By Laurie Laird
FRANKFURT (MaceNews) – The European Central Bank Thursday confirmed plans to reduce its quantitative easing programme by year end, even as its leadership acknowledged a recent slowdown in the euro zone economy.
The ECB reduced its purchase of assets to €15 billion at the end of September, and will cease the programme at the end of September, “subject to incoming data confirming our medium-term inflation outlook,” according to a statement issued at the conclusion of governing council meeting on Thursday. The council maintained its deposit rate at -0.4% and held its marginal lending rate at 0.0%.
However, ECB President Mario Draghi acknowledged that recent economic data suggest a slowdown in euro zone economic activity. “The assessment of the governing council is that there is weaker momentum; there are weaker survey data coming out,” said Draghi, adding that the softer indicators are not sufficient to push the council to “change the baseline scenario.”
Instead, recent weakness may simply represent a return to trend growth after an export-led acceleration over the final three months of 2017, when the euro zone economy expanded by a quarterly rate of 0.7%, before slowing to a pace of 0.4% in the first and second quarters of this year.
“We’re having growth returning to potential after 2017 when it was clearly above potential,” said Draghi, citing an unusual downturn in German car production in the current quarter as an “idiosyncratic” factor dampening growth.
Furthermore, the ECB president cited rising capacity utilisation and accelerating wage settlements in re-asserting his belief that euro zone inflation will soon hit the ECB’s target of close to, but below an annual rate of 2%. “We still observe consumption as pretty strong, buoyed by an expanding labour market and rising wages,” said Draghi.
But monetary policy will remain accommodative, even if the ECB’s quantitative easing programme ceases, as scheduled, in December. The reinvestment of principal payments from maturing securities previously purchased and the provision of forward guidance will continue to provide ample stimulus, he said.
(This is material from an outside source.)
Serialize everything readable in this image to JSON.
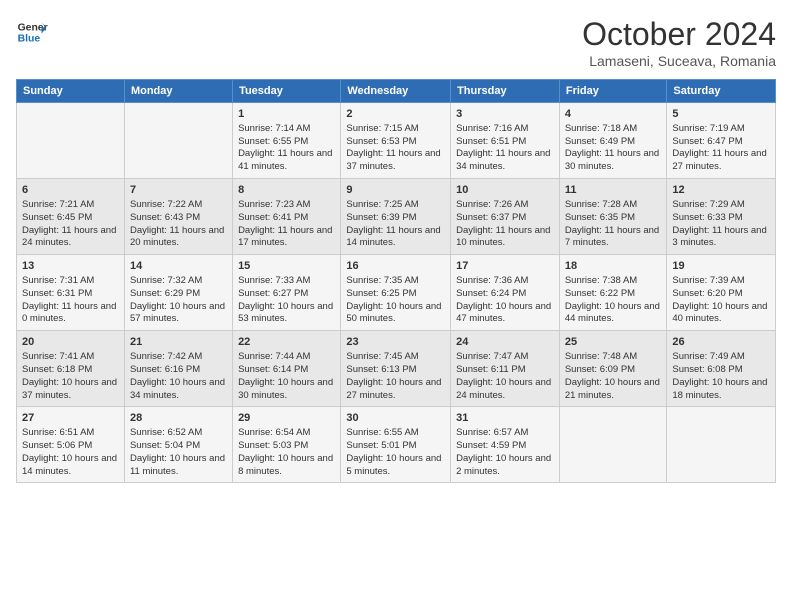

The central bank retains a “well-stocked tool box … rich in terms of monetary policy instruments,” Draghi added, without specifying the nature of such tools.
The ECB chief also expressed optimism that the European Commission will come to agreement with Italy over spending plans. Earlier this week, the Commission took the unprecedented step of rejecting a member state’s budget, after Italy forecast its deficit at 2.4% of gross domestic product, three times the debt pledged by a previous government. The Commission’s budget chief, Vladis Dombrovskis, attended Thursday’s council meeting, and authorised Draghi to share the Commission’s belief that upcoming dialog will lead to a budget compromise.
Draghi was similarly upbeat about the U.K.’s departure from the European Union, currently scheduled for the end of March 2019, despite the current deadlock in discussions between Britain and its European partners. “By and large, I’m still confident a good, common-sense solution will be found . … I wouldn’t call it a financial stability risk.”
The ECB president refused to be drawn out over questions of political interference in monetary policy, following President Donald Trump’s recent criticism interest rate hikes in the U.S. However, Draghi did stress that “central bank independence is a precious thing.”